Pour Thomas Husson, analyste du cabinet Forrester interrogé par l'AFP, Cohere et Aleph Alpha "deviennent un concurrent plus sérieux". Mais "de là dire qu'ils puissent rivaliser directement...", tempère-t-il.
"En termes d'investissement et de valorisation, on n'est pas tout à fait sur les mêmes niveaux", souligne-t-il, les 20 milliards de dollars que représenterait la coentreprise étant en effet bien loin des centaines de milliards de dollars de capitalisation boursière affichés par les américains OpenAI ou Anthropic.
- Souveraineté et sécurité -
Avec la domination d'un petit nombre d'acteurs, le secteur de l'IA se préoccupe de plus en plus de la souveraineté sur cette technologie clé et de la protection des données utilisées pour alimenter les modèles.
Avec des IA dites "souveraines", les Etats veulent garder un certain contrôle stratégique sur son usage.
La nouvelle entreprise répondra à ces exigences et "aux normes de sécurité les plus strictes", selon M. Wildberger.
Il a assuré que l'accord contenait des garanties juridiques, incluant des "droits de protection forts pour l'Allemagne" concernant la propriété intellectuelle notamment, ainsi qu'un "accès à la technologie" pour le gouvernement allemand.
En investissant dans la recherche, Cohere "est devenue l'une des très rares entreprises de pointe de l'IA non américaines et non chinoises à l'échelle mondiale", a souligné à Berlin Evan Solomon, ministre canadien de l'Intelligence artificielle.

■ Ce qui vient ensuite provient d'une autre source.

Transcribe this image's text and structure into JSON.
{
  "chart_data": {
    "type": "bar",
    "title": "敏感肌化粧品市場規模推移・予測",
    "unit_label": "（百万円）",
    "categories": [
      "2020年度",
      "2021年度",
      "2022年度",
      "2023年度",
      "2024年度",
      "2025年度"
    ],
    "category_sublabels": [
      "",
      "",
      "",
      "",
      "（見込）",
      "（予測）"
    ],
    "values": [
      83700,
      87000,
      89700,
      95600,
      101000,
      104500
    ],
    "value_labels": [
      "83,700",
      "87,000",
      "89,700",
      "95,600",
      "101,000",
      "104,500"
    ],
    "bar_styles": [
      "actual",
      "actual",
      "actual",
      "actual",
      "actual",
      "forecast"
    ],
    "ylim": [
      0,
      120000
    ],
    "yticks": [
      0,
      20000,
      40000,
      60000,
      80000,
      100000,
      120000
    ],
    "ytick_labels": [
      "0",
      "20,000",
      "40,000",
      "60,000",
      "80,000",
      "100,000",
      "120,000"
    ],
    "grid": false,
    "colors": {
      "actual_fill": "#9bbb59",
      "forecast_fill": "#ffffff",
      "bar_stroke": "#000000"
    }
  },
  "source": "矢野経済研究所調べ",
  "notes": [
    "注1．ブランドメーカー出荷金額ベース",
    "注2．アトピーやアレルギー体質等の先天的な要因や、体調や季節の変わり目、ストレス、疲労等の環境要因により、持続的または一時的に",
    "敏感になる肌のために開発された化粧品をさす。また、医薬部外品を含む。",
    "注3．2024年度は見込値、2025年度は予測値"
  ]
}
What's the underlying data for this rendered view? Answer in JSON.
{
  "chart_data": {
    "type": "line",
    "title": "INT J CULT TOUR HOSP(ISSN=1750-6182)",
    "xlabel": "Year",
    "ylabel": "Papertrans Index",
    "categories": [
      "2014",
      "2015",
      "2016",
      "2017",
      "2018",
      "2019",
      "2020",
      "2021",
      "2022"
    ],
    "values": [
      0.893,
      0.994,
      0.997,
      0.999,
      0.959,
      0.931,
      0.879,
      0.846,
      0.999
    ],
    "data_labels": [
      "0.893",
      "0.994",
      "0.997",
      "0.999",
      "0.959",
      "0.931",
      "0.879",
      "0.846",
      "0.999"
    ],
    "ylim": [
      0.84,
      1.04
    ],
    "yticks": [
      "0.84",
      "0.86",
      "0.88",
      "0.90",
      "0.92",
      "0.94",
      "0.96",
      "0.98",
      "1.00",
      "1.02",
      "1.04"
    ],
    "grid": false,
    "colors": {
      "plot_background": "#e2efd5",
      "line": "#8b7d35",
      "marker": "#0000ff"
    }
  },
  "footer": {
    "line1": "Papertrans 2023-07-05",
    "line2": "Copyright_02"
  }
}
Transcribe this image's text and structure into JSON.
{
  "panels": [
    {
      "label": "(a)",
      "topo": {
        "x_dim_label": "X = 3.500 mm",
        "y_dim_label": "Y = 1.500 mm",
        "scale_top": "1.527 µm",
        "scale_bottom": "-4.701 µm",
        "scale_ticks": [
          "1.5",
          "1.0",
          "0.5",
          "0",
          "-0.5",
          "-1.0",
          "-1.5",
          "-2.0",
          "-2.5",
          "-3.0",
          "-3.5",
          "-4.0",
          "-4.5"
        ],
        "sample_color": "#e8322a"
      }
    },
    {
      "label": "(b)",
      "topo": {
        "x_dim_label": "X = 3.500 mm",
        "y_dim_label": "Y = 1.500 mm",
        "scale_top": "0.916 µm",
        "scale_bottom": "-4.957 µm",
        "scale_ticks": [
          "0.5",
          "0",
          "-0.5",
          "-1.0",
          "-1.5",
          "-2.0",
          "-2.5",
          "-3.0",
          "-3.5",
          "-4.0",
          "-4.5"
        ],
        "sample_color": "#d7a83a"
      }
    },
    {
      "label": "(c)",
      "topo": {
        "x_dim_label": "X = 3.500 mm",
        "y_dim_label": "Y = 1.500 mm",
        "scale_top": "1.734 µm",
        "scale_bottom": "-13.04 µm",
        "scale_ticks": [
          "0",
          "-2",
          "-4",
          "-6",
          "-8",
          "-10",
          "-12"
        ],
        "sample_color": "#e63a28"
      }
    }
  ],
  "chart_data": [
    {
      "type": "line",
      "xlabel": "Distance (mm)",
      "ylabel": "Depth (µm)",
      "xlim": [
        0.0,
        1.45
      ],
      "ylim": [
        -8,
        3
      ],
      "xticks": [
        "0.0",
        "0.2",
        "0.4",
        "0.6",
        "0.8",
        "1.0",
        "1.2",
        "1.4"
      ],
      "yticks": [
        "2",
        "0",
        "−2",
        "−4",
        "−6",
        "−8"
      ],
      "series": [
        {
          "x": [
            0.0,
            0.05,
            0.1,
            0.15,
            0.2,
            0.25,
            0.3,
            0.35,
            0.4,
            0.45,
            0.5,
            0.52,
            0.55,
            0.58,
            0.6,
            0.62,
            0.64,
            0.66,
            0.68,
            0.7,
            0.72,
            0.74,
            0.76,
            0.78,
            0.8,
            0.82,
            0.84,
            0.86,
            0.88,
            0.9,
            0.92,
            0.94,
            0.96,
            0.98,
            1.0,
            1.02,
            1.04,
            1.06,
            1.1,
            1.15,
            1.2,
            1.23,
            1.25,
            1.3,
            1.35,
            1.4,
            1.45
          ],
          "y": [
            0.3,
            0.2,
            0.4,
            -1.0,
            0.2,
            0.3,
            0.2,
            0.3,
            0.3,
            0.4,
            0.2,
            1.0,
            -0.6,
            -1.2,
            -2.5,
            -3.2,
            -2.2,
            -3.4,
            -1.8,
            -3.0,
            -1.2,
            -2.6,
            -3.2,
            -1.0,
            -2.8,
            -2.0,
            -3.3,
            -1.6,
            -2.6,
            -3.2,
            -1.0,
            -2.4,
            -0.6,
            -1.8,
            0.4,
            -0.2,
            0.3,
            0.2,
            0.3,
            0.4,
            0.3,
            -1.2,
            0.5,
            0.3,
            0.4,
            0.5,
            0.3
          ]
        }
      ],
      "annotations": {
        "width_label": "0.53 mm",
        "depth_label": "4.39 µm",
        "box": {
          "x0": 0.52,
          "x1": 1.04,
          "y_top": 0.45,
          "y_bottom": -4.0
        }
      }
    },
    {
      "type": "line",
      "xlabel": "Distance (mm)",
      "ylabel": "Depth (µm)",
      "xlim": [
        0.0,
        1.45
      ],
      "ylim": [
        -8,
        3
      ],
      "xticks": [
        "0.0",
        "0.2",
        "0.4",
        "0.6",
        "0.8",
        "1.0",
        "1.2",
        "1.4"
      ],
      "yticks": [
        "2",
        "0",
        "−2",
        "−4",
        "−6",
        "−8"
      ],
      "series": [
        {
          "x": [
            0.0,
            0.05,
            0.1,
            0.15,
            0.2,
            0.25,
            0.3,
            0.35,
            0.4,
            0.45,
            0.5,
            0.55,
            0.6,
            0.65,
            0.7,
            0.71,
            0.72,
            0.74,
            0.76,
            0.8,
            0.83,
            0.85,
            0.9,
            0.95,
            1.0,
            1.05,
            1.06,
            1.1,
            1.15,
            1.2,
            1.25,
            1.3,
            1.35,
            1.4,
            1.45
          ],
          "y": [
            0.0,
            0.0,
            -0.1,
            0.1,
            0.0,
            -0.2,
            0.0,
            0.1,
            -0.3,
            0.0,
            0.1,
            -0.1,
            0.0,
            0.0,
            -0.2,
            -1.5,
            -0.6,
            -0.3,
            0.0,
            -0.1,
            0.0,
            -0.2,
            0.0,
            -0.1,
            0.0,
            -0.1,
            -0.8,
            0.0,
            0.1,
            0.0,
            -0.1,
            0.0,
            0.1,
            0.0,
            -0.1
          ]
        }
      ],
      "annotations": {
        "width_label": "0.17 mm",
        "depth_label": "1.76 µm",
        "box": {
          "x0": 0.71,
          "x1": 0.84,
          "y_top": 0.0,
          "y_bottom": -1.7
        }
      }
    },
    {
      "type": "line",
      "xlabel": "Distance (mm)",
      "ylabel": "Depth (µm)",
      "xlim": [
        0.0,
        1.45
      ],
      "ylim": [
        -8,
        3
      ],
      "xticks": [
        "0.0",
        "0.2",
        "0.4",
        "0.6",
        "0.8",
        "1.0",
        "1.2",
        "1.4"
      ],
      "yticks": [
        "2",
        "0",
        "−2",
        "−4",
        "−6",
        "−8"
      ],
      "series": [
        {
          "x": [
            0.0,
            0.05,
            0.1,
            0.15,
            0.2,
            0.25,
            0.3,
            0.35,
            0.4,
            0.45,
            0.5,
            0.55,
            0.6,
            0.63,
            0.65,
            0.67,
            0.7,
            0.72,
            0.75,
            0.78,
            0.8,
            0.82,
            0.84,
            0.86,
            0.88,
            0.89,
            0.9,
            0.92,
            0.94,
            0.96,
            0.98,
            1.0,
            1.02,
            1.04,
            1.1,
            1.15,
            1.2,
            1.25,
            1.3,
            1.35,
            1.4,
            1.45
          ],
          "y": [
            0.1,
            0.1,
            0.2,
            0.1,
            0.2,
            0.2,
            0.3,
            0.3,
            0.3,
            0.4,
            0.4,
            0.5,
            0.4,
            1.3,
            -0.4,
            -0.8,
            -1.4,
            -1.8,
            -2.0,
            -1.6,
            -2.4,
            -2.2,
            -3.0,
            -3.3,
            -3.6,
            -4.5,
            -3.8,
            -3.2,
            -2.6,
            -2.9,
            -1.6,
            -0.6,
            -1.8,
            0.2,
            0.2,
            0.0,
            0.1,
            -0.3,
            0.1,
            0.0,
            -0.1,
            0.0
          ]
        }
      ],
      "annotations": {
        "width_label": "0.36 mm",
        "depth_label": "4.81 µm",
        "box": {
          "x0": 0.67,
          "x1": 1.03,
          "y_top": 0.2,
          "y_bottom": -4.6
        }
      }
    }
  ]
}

Le Premier ministre canadien, Mark Carney, avait souligné en janvier au forum de Davos la nécessité d'une troisième option au-delà des géants technologiques et des puissances hégémoniques.
Son gouvernement soutient d'ores et déjà Cohere, ayant acheté 1.400 licences pour l'un de ses ministères, et va continuer à le faire, a assuré M. Solomon.
Berlin utilisera à "grande échelle" les services de la nouvelle entreprise dans ses administrations "pour devenir bien plus rapide et automatiser les processus", selon M. Wildberger.
-"Approche plus B2B"-
Également présent à Berlin, le cofondateur et directeur général de Cohere, Aidan Gomez, a souligné que "les organisations ne devraient jamais avoir à abandonner le contrôle de leur propre infrastructure d'IA".
Il a précisé que l'alliance se concentrerait sur "les secteurs les plus sensibles et hautement régulés comme le secteur public, la finance, la défense, l'énergie, l'industrie, les télécommunications ou la santé".
Comme Aleph Alpha, Cohere développe des modèles de langage capables de comprendre et générer du texte. Mais leur positionnement diffère légèrement de celui des géants américains, estime M. Husson.
Les deux entreprises pourraient se démarquer par leur "spécialisation sectorielle", et "une approche plus +B2B+ (à destination des professionnels, ndlr) par rapport à OpenAI qui est beaucup plus orienté grand public, notamment avec ChatGPT".
Pour ce projet, qui implique des dépenses conséquentes, le groupe familial Schwarz, propriétaire des chaînes de discounters Lidl et Kaufland, investit 500 millions d'euros et fournit l'infrastructure cloud.
Ce groupe avait annoncé en novembre investir 11 milliards d'euros à Lübbenau, dans l'est de l'Allemagne, près de Berlin, pour construire un gigantesque centre de données.